The present capability to predict, in detail, the large-scale modes of atmospheric variability is limited, and in some cases there may be little deterministic predictability beyond a few weeks. Experiments addressing such changes in large-scale atmospheric modes are challenged by natural variability, because many ensemble members can be required to detect significant changes in the circulation (Bhatt et al., 2008; Deser et al., 2012). Despite these challenges, models need to realistically simulate the statistics of these atmospheric variations, including their spatial patterns, frequency of occurrence, and response to varying forcings, if they are to accurately simulate sea ice variability on decadal scales. Whether fluctuations in spatial extent, intensity, and frequency of these large-scale oscillations will change as greenhouse gases continue to accumulate is a key open question. Evidence does suggest that high-latitude surface changes—which include changes in sea ice cover that may affect wind patterns (e.g., Liu et al., 2012), water vapor content, and cloud amount (e.g., Winton, 2006; Kay et al., 2012)—can then feed back onto the ice cover (Overland et al., 2012;Wu et al., 2012) and steer ocean currents. Capturing these feedbacks in coupled models is critical if decadal predictions are to be successful.
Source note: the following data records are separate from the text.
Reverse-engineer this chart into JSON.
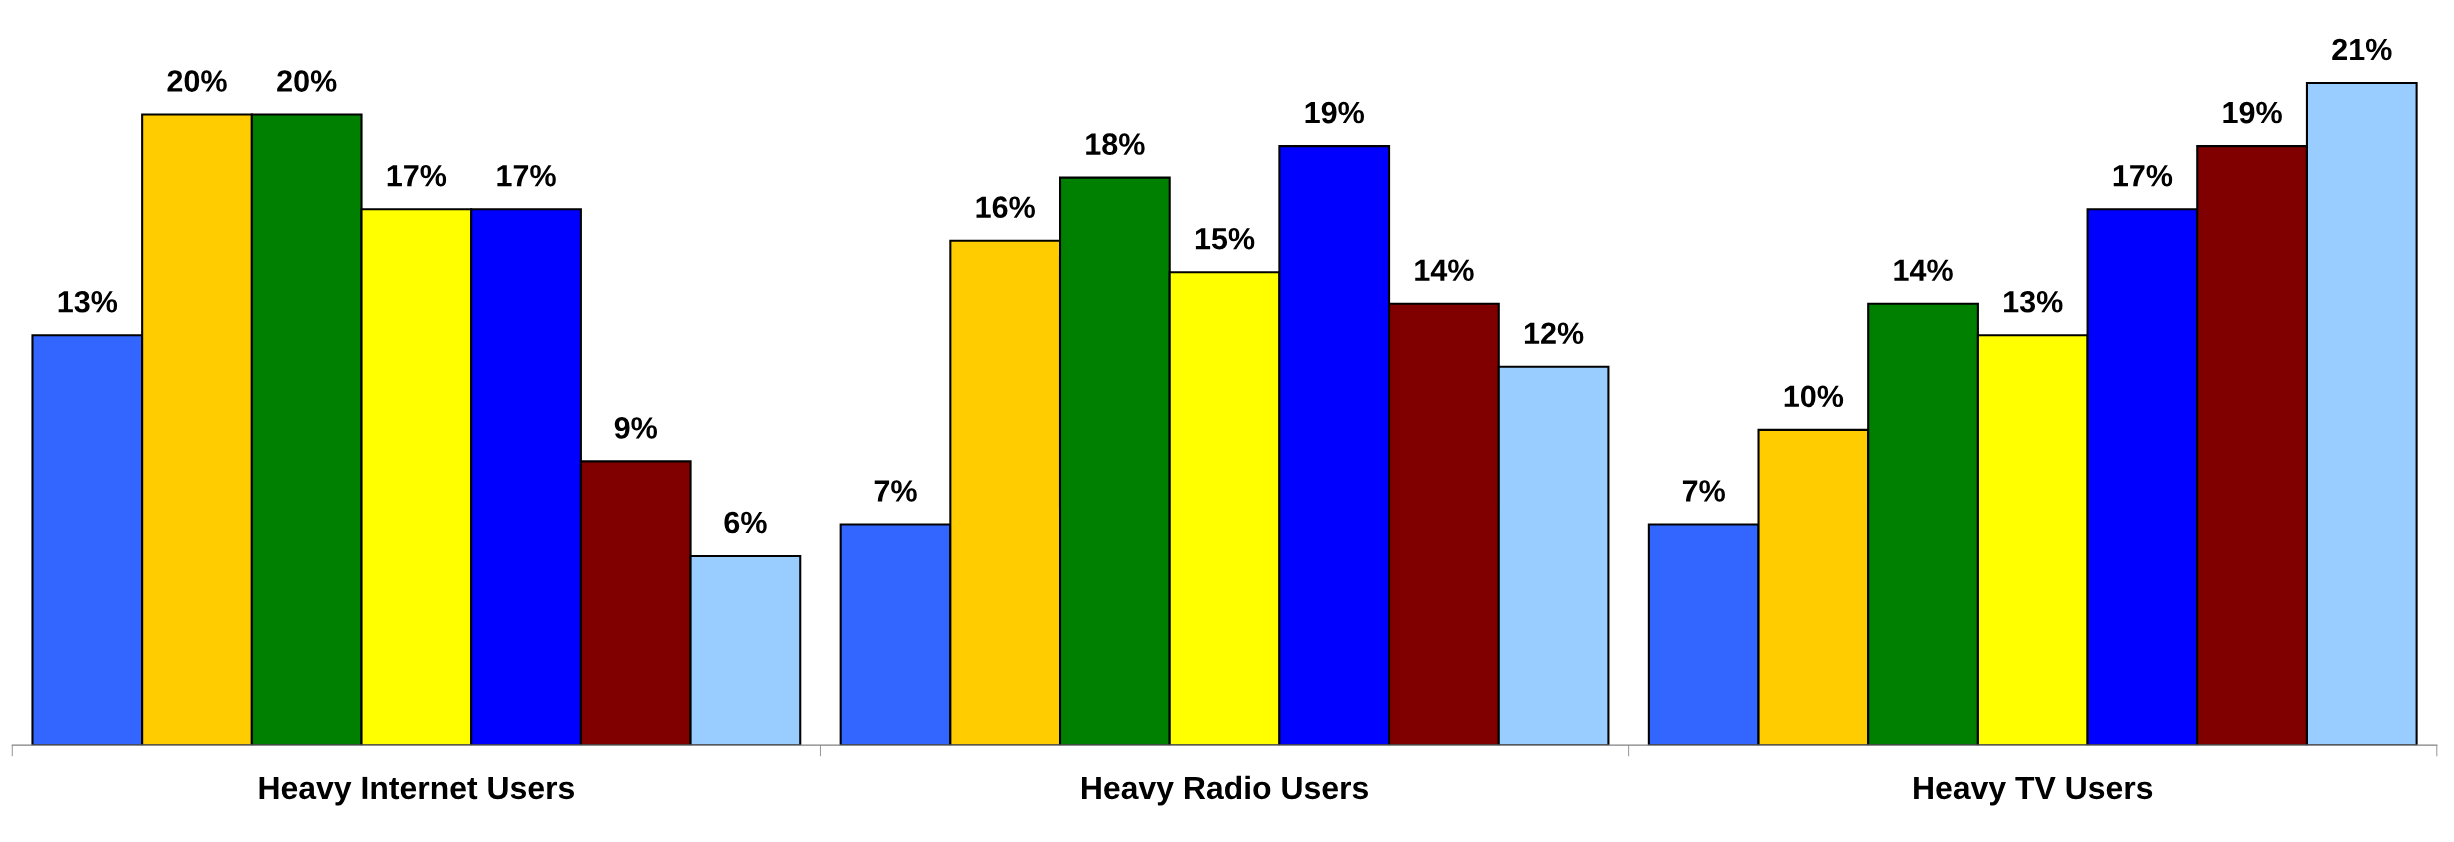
{
  "chart_data": {
    "type": "bar",
    "categories": [
      "Heavy Internet Users",
      "Heavy Radio Users",
      "Heavy TV Users"
    ],
    "series": [
      {
        "color": "#3366ff",
        "values": [
          13,
          7,
          7
        ],
        "value_labels": [
          "13%",
          "7%",
          "7%"
        ]
      },
      {
        "color": "#ffcc00",
        "values": [
          20,
          16,
          10
        ],
        "value_labels": [
          "20%",
          "16%",
          "10%"
        ]
      },
      {
        "color": "#008000",
        "values": [
          20,
          18,
          14
        ],
        "value_labels": [
          "20%",
          "18%",
          "14%"
        ]
      },
      {
        "color": "#ffff00",
        "values": [
          17,
          15,
          13
        ],
        "value_labels": [
          "17%",
          "15%",
          "13%"
        ]
      },
      {
        "color": "#0000ff",
        "values": [
          17,
          19,
          17
        ],
        "value_labels": [
          "17%",
          "19%",
          "17%"
        ]
      },
      {
        "color": "#800000",
        "values": [
          9,
          14,
          19
        ],
        "value_labels": [
          "9%",
          "14%",
          "19%"
        ]
      },
      {
        "color": "#99ccff",
        "values": [
          6,
          12,
          21
        ],
        "value_labels": [
          "6%",
          "12%",
          "21%"
        ]
      }
    ],
    "grid": false,
    "legend": false
  }
}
As evidenced in summer 2007, extreme events (e.g., anomalous winds as one of several key factors) may combine with preconditioning and ice-albedo feedback to result in abrupt change (e.g., a large decrease of sea ice in a short time) (Haas et al., 2008; Perovich et al., 2008; Zhang et al., 2008a; Lindsay et al., 2009; Ogi and Wallace, 2012) that can have decadal impacts. For example, drastic loss of perennial sea ice owing to persistent wind patterns in 2005 and 2007 (AMAP, 2011) may influence the long-term sea ice trends. Models do simulate extreme events of this type (e.g., Holland et al., 2006) but the realism of how simulated extreme events modify key parameters needs to be further assessed.
Another characteristic that highlights the interconnectedness of the Arctic system is the influence of the Atlantic and Pacific oceans on the Arctic Ocean. Relatively warm water masses from the Atlantic and Pacific enter the Arctic Ocean, and because they are saltier than the surface waters, reside below the mixed layer. The Arctic Ocean’s present stratification, resulting primarily from the vertical salinity profile, largely limits heat transfer to the ice cover from the deeper layers. These deeper layers contain vast quantities of heat that could melt all of the sea ice relatively quickly (e.g., Alexeev et al., 2011). As the Arctic transitions to a state
dominated by first-year ice and as atmospheric circulation patterns potentially change in response to sea ice loss and other factors, the stratification of the upper-ocean layers could also change, modifying the amount of Atlantic and Pacific layer heat that affects the ice cover. Moreover, additional solar energy absorbed in areas where ice has retreated will also affect mixed-layer characteristics (Perovich et al., 2007). Owing in part to insufficient vertical resolution in modeled oceans, processes related to the mixed layer and stratification are not well captured by models. Additionally, lateral oceanic transports affecting, for example, the net heat flux from the North Atlantic into the Arctic Basin, are also often poorly simulated in current climate models.